En pleno desierto, el Dakar es una de las carreras más desafiantes y extremas del mundo, prueba de ello es que a lo largo de los años se ha “normalizado” la muerte de un número descabellado de pilotos, aficionados y mecánicos. La naturaleza arriesgada de la carrera, que se lleva a cabo en terrenos difíciles y en condiciones climáticas extremas, contribuye a su complejidad y peligrosidad. Las medidas de seguridad mejoran, pero las muertes no descienden.

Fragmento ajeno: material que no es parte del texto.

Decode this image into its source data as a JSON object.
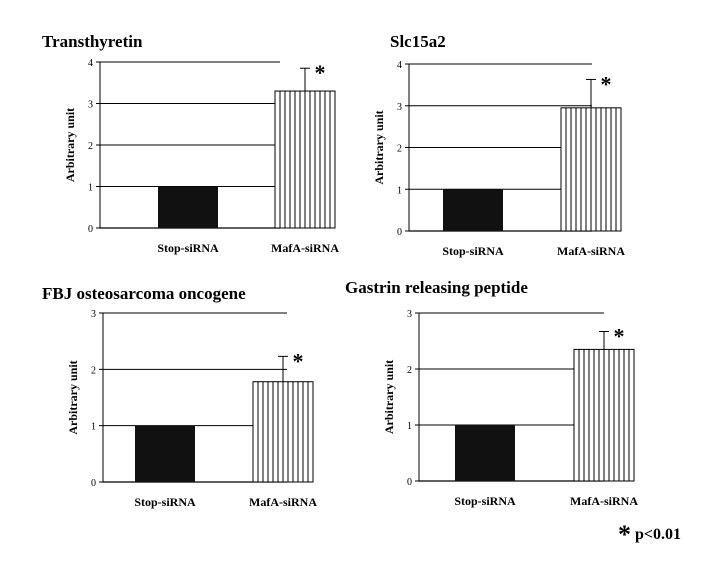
{
  "hatch_color": "#000000",
  "bar_dark_color": "#111111",
  "chart_data": [
    {
      "type": "bar",
      "title": "Transthyretin",
      "ylabel": "Arbitrary unit",
      "xlabel": "",
      "categories": [
        "Stop-siRNA",
        "MafA-siRNA"
      ],
      "values": [
        1.0,
        3.3
      ],
      "errors": [
        0,
        0.55
      ],
      "significance": [
        "",
        "*"
      ],
      "ylim": [
        0,
        4
      ],
      "yticks": [
        "0",
        "1",
        "2",
        "3",
        "4"
      ],
      "grid": true
    },
    {
      "type": "bar",
      "title": "Slc15a2",
      "ylabel": "Arbitrary unit",
      "xlabel": "",
      "categories": [
        "Stop-siRNA",
        "MafA-siRNA"
      ],
      "values": [
        1.0,
        2.95
      ],
      "errors": [
        0,
        0.68
      ],
      "significance": [
        "",
        "*"
      ],
      "ylim": [
        0,
        4
      ],
      "yticks": [
        "0",
        "1",
        "2",
        "3",
        "4"
      ],
      "grid": true
    },
    {
      "type": "bar",
      "title": "FBJ osteosarcoma oncogene",
      "ylabel": "Arbitrary unit",
      "xlabel": "",
      "categories": [
        "Stop-siRNA",
        "MafA-siRNA"
      ],
      "values": [
        1.0,
        1.78
      ],
      "errors": [
        0,
        0.45
      ],
      "significance": [
        "",
        "*"
      ],
      "ylim": [
        0,
        3
      ],
      "yticks": [
        "0",
        "1",
        "2",
        "3"
      ],
      "grid": true
    },
    {
      "type": "bar",
      "title": "Gastrin releasing peptide",
      "ylabel": "Arbitrary unit",
      "xlabel": "",
      "categories": [
        "Stop-siRNA",
        "MafA-siRNA"
      ],
      "values": [
        1.0,
        2.35
      ],
      "errors": [
        0,
        0.32
      ],
      "significance": [
        "",
        "*"
      ],
      "ylim": [
        0,
        3
      ],
      "yticks": [
        "0",
        "1",
        "2",
        "3"
      ],
      "grid": true
    }
  ],
  "footnote": {
    "symbol": "*",
    "text": "p<0.01"
  }
}
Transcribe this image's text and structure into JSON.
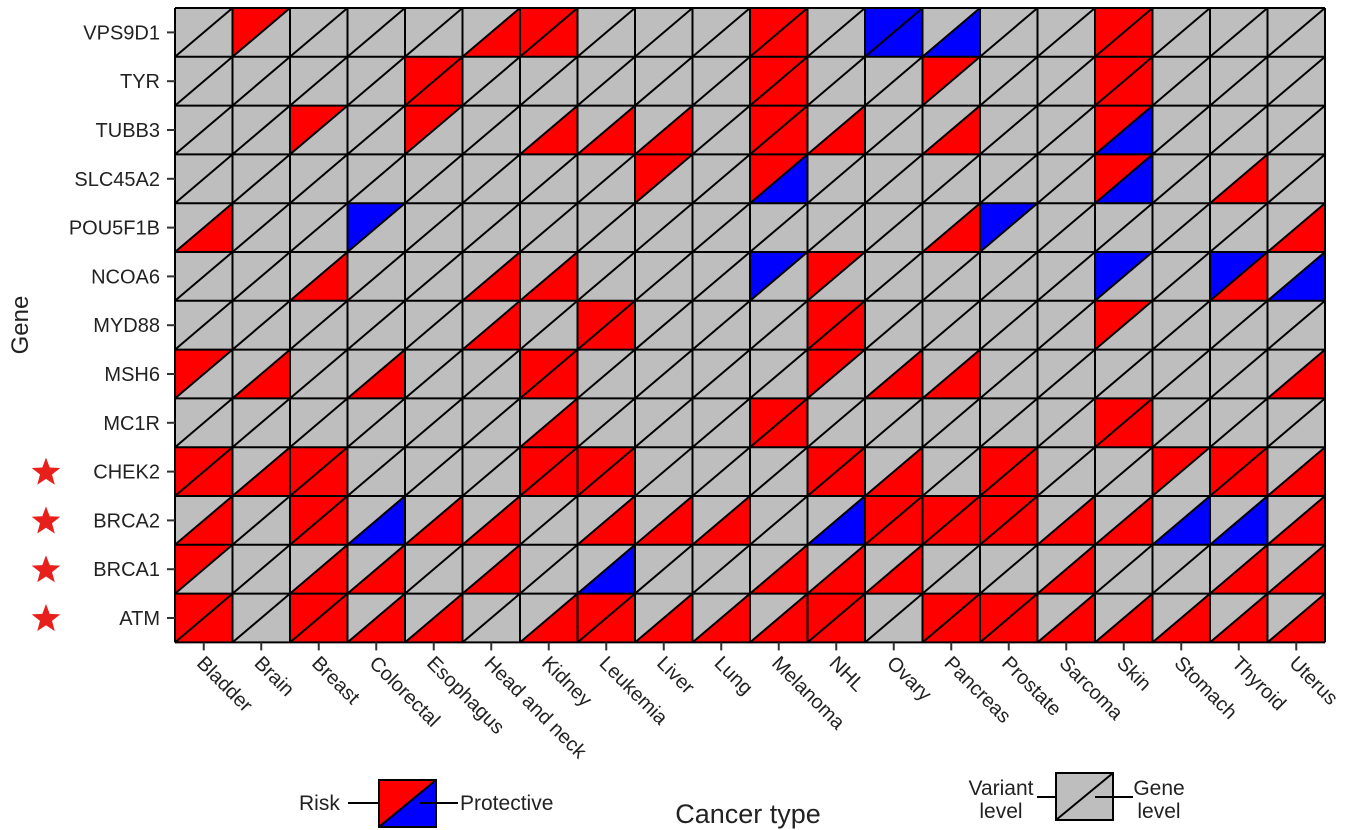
{
  "chart_data": {
    "type": "heatmap",
    "xlabel": "Cancer type",
    "ylabel": "Gene",
    "cancer_types": [
      "Bladder",
      "Brain",
      "Breast",
      "Colorectal",
      "Esophagus",
      "Head and neck",
      "Kidney",
      "Leukemia",
      "Liver",
      "Lung",
      "Melanoma",
      "NHL",
      "Ovary",
      "Pancreas",
      "Prostate",
      "Sarcoma",
      "Skin",
      "Stomach",
      "Thyroid",
      "Uterus"
    ],
    "genes": [
      "VPS9D1",
      "TYR",
      "TUBB3",
      "SLC45A2",
      "POU5F1B",
      "NCOA6",
      "MYD88",
      "MSH6",
      "MC1R",
      "CHEK2",
      "BRCA2",
      "BRCA1",
      "ATM"
    ],
    "starred_genes": [
      "CHEK2",
      "BRCA2",
      "BRCA1",
      "ATM"
    ],
    "cell_encoding": {
      "variant_level": "upper-left triangle",
      "gene_level": "lower-right triangle",
      "codes": {
        "N": "none",
        "R": "Risk",
        "P": "Protective"
      }
    },
    "cells": [
      [
        "NN",
        "RN",
        "NN",
        "NN",
        "NN",
        "NR",
        "RR",
        "NN",
        "NN",
        "NN",
        "RR",
        "NN",
        "PP",
        "NP",
        "NN",
        "NN",
        "RR",
        "NN",
        "NN",
        "NN"
      ],
      [
        "NN",
        "NN",
        "NN",
        "NN",
        "RR",
        "NN",
        "NN",
        "NN",
        "NN",
        "NN",
        "RR",
        "NN",
        "NN",
        "RN",
        "NN",
        "NN",
        "RR",
        "NN",
        "NN",
        "NN"
      ],
      [
        "NN",
        "NN",
        "RN",
        "NN",
        "RN",
        "NN",
        "NR",
        "NR",
        "NR",
        "NN",
        "RR",
        "NR",
        "NN",
        "NR",
        "NN",
        "NN",
        "RP",
        "NN",
        "NN",
        "NN"
      ],
      [
        "NN",
        "NN",
        "NN",
        "NN",
        "NN",
        "NN",
        "NN",
        "NN",
        "RN",
        "NN",
        "RP",
        "NN",
        "NN",
        "NN",
        "NN",
        "NN",
        "RP",
        "NN",
        "NR",
        "NN"
      ],
      [
        "NR",
        "NN",
        "NN",
        "PN",
        "NN",
        "NN",
        "NN",
        "NN",
        "NN",
        "NN",
        "NN",
        "NN",
        "NN",
        "NR",
        "PN",
        "NN",
        "NN",
        "NN",
        "NN",
        "NR"
      ],
      [
        "NN",
        "NN",
        "NR",
        "NN",
        "NN",
        "NR",
        "NR",
        "NN",
        "NN",
        "NN",
        "PN",
        "RN",
        "NN",
        "NN",
        "NN",
        "NN",
        "PN",
        "NN",
        "PR",
        "NP"
      ],
      [
        "NN",
        "NN",
        "NN",
        "NN",
        "NN",
        "NR",
        "NN",
        "RR",
        "NN",
        "NN",
        "NN",
        "RR",
        "NN",
        "NN",
        "NN",
        "NN",
        "RN",
        "NN",
        "NN",
        "NN"
      ],
      [
        "RN",
        "NR",
        "NN",
        "NR",
        "NN",
        "NN",
        "RR",
        "NN",
        "NN",
        "NN",
        "NN",
        "RN",
        "NR",
        "NR",
        "NN",
        "NN",
        "NN",
        "NN",
        "NN",
        "NR"
      ],
      [
        "NN",
        "NN",
        "NN",
        "NN",
        "NN",
        "NN",
        "NR",
        "NN",
        "NN",
        "NN",
        "RR",
        "NN",
        "NN",
        "NN",
        "NN",
        "NN",
        "RR",
        "NN",
        "NN",
        "NN"
      ],
      [
        "RR",
        "NR",
        "RR",
        "NN",
        "NN",
        "NN",
        "RR",
        "RR",
        "NN",
        "NN",
        "NN",
        "RR",
        "NR",
        "NN",
        "RR",
        "NN",
        "NN",
        "RN",
        "RR",
        "NR"
      ],
      [
        "NR",
        "NN",
        "RR",
        "NP",
        "NR",
        "NR",
        "NN",
        "NR",
        "NR",
        "NR",
        "NN",
        "NP",
        "RR",
        "RR",
        "RR",
        "NR",
        "NR",
        "NP",
        "NP",
        "NR"
      ],
      [
        "RN",
        "NN",
        "NR",
        "NR",
        "NN",
        "NR",
        "NN",
        "NP",
        "NN",
        "NN",
        "NR",
        "NR",
        "NR",
        "NN",
        "NN",
        "NR",
        "NN",
        "NN",
        "NR",
        "NR"
      ],
      [
        "RR",
        "NN",
        "RR",
        "NR",
        "NR",
        "NN",
        "NR",
        "RR",
        "NR",
        "NR",
        "NR",
        "RR",
        "NN",
        "RR",
        "RR",
        "NR",
        "NR",
        "NR",
        "NR",
        "NR"
      ]
    ],
    "legend_left": {
      "risk_label": "Risk",
      "protective_label": "Protective"
    },
    "legend_right": {
      "variant_label_line1": "Variant",
      "variant_label_line2": "level",
      "gene_label_line1": "Gene",
      "gene_label_line2": "level"
    },
    "colors": {
      "none": "#bebebe",
      "risk": "#ff0000",
      "protective": "#0000ff",
      "star": "#e8201b",
      "grid": "#000000"
    }
  }
}
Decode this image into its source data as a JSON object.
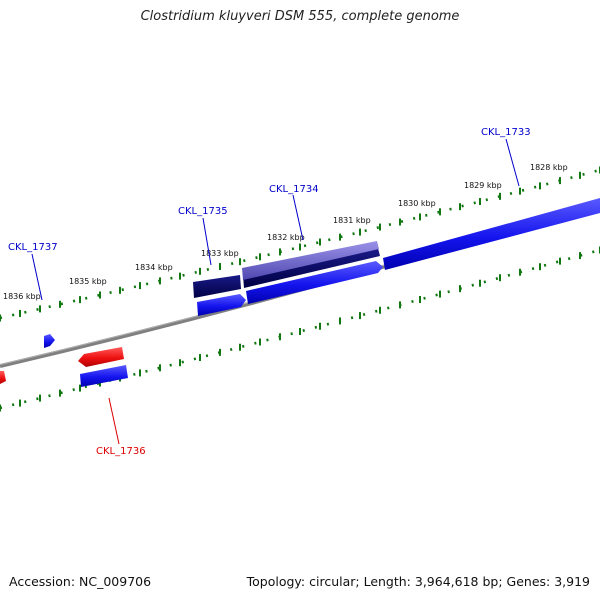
{
  "title": "Clostridium kluyveri DSM 555, complete genome",
  "footer": {
    "accession": "Accession: NC_009706",
    "summary": "Topology: circular; Length: 3,964,618 bp; Genes: 3,919"
  },
  "scale": {
    "unit": "kbp",
    "tick_labels": [
      "1836 kbp",
      "1835 kbp",
      "1834 kbp",
      "1833 kbp",
      "1832 kbp",
      "1831 kbp",
      "1830 kbp",
      "1829 kbp",
      "1828 kbp"
    ]
  },
  "genes": [
    {
      "name": "CKL_1737",
      "strand": "+",
      "color": "#0000cc"
    },
    {
      "name": "CKL_1736",
      "strand": "-",
      "color": "#dd0000"
    },
    {
      "name": "CKL_1735",
      "strand": "+",
      "color": "#0000cc"
    },
    {
      "name": "CKL_1734",
      "strand": "+",
      "color": "#0000cc"
    },
    {
      "name": "CKL_1733",
      "strand": "+",
      "color": "#0000cc"
    }
  ],
  "colors": {
    "forward_gene": "#1010ee",
    "reverse_gene": "#ee1111",
    "dark_gene": "#000066",
    "light_gene": "#6a63c8",
    "backbone": "#777777",
    "tick": "#117711"
  }
}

Además de la reciente muerte del motociclista Carles Falcón, la lista de fallecidos de manera directa o indirecta es de 74 personas en 46 ediciones, según datos recopilados por la agencia internacional EFE, una cifra de casi dos víctimas al año.
Y lo peor de todo es que no son solo los pilotos los que compiten en una finísima línea entre la vida y la muerte. Espectadores, periodistas y otros trabajadores de la prueba también han sido víctimas de la brutalidad de una carrera que sigue sin cuestionarse. Son 46 vidas de espectadores o trabajadores las que se ha cobrado el Dakar desde el año 1981.
Desde los más pequeños, como el caso de la niña de 10 años que fallecía en 1988 tras ser atropellada en una travesía de la ciudad maliense de Kita, hasta personas mayores, como el caso de Henri Mouren, farmacéutico de 72 años fallecido en 1987 mientras conducía un automóvil de apoyo. El Dakar no entiende de edades ni nacionalidades. Es el caso del espectador español Tomás Urpí, que falleció a los 24 años en 1996, como consecuencia de las heridas sufridas por un fuerte accidente de coche en las proximidades de Raba.